No. 1 – Missouri Tigers
- Position: Defensive back
- Class: Senior

Personal information
- Born: March 15, 2001 (age 25)
- Listed height: 5 ft 11 in (1.80 m)
- Listed weight: 205 lb (93 kg)

Career information
- High school: Mansfield Legacy (Mansfield, Texas)
- College: Arkansas (2019–2022); Texas (2023); UNLV (2024); Missouri (2025–present);

Awards and highlights
- First-team All-MW (2024); First-team All-SEC (2020);
- Stats at ESPN

= Jalen Catalon =

American football player (born 2001)

Jalen Catalon (born March 15, 2001) is an American college football safety and defensive back for the Missouri Tigers. He previously played for the Arkansas Razorbacks, Texas Longhorns and UNLV Rebels.

==Early life==
Catalon grew up in Mansfield, Texas and attended Mansfield Legacy High School, where he played baseball, basketball, and football. As a sophomore, he recorded 183 total tackles with seven tackles for loss and nine interceptions. Catalon was named the All-Area Defensive Player of the Year by The Dallas Morning News as a junior after recording 101 tackles, three interceptions, six forced fumbles and five fumble recoveries. He also started at quarterback and passed for 1,122 yards and 15 touchdowns with 1,064 yards and 13 touchdowns rushing ad Mansfield Legacy advanced to the 5A Division II state semifinals. Catalon suffered a season-ending knee injury in the first game of his senior season. Catalon was rated a four-star recruit and committed to play college football at Arkansas over offers from Oklahoma, TCU and Texas.

==College career==
Catalon redshirted his true freshman season at Arkansas after appearing in four games. He became a starter going into his redshirt freshman season and recorded 99 tackles, 3 interceptions, 2 forced fumbles and 7 pass breakups and was named first team All-Southeastern Conference (SEC) by the Associated Press and a freshman All-American by the Football Writers Association of America.

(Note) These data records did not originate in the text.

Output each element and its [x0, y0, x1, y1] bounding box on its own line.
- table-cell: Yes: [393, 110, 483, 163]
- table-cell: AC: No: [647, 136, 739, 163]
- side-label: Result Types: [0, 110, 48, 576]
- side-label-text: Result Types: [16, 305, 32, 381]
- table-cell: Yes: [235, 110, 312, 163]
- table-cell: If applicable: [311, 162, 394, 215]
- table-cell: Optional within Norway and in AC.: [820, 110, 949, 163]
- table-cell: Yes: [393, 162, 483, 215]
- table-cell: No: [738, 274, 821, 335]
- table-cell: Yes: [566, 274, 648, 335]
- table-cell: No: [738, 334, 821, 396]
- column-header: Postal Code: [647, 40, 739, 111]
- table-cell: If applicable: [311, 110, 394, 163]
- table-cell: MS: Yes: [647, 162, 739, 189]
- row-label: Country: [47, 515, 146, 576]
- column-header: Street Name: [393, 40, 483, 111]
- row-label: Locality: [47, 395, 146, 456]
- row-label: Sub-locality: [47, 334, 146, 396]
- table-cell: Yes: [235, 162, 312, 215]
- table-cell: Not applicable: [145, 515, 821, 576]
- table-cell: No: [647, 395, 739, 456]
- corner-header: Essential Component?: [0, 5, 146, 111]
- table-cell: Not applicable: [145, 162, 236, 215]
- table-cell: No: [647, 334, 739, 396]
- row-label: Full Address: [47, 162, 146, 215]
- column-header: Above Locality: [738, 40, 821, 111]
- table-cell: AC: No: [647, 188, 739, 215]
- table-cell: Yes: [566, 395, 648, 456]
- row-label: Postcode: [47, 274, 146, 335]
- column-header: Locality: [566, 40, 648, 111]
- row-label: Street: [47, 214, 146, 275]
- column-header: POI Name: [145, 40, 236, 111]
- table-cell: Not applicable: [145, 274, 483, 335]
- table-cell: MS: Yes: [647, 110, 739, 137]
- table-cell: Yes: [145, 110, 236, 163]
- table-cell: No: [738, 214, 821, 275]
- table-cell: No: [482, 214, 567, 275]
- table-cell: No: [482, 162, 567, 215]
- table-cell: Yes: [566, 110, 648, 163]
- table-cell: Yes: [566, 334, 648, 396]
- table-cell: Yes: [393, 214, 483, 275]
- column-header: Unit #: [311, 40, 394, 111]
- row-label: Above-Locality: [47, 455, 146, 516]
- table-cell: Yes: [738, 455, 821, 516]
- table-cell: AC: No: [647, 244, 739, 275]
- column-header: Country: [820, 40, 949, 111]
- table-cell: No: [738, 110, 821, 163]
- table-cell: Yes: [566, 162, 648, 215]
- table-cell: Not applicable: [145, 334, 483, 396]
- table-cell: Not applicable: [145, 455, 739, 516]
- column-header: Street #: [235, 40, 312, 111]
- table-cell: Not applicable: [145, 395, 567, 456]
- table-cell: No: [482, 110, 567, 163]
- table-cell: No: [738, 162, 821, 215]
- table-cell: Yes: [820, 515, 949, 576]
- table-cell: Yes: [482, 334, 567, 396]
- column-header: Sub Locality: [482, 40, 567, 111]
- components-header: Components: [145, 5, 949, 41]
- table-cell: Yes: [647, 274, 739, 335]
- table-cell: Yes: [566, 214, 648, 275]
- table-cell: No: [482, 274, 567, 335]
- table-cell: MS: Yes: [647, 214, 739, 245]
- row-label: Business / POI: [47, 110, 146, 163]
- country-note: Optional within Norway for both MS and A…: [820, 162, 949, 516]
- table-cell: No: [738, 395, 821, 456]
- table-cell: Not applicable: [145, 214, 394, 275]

In 2023 he transferred to Texas where he played in 8 games.

On December 4, 2023, Catalon entered the transfer portal for the second time and on January 6, 2024, he transferred to UNLV. At UNLV he played in 14 games and led the Mountain West Conference in interceptions(5), interception yards(95) and interception TDs(1).

In 2025 he entered the transfer portal again, and this time wound up at Missouri.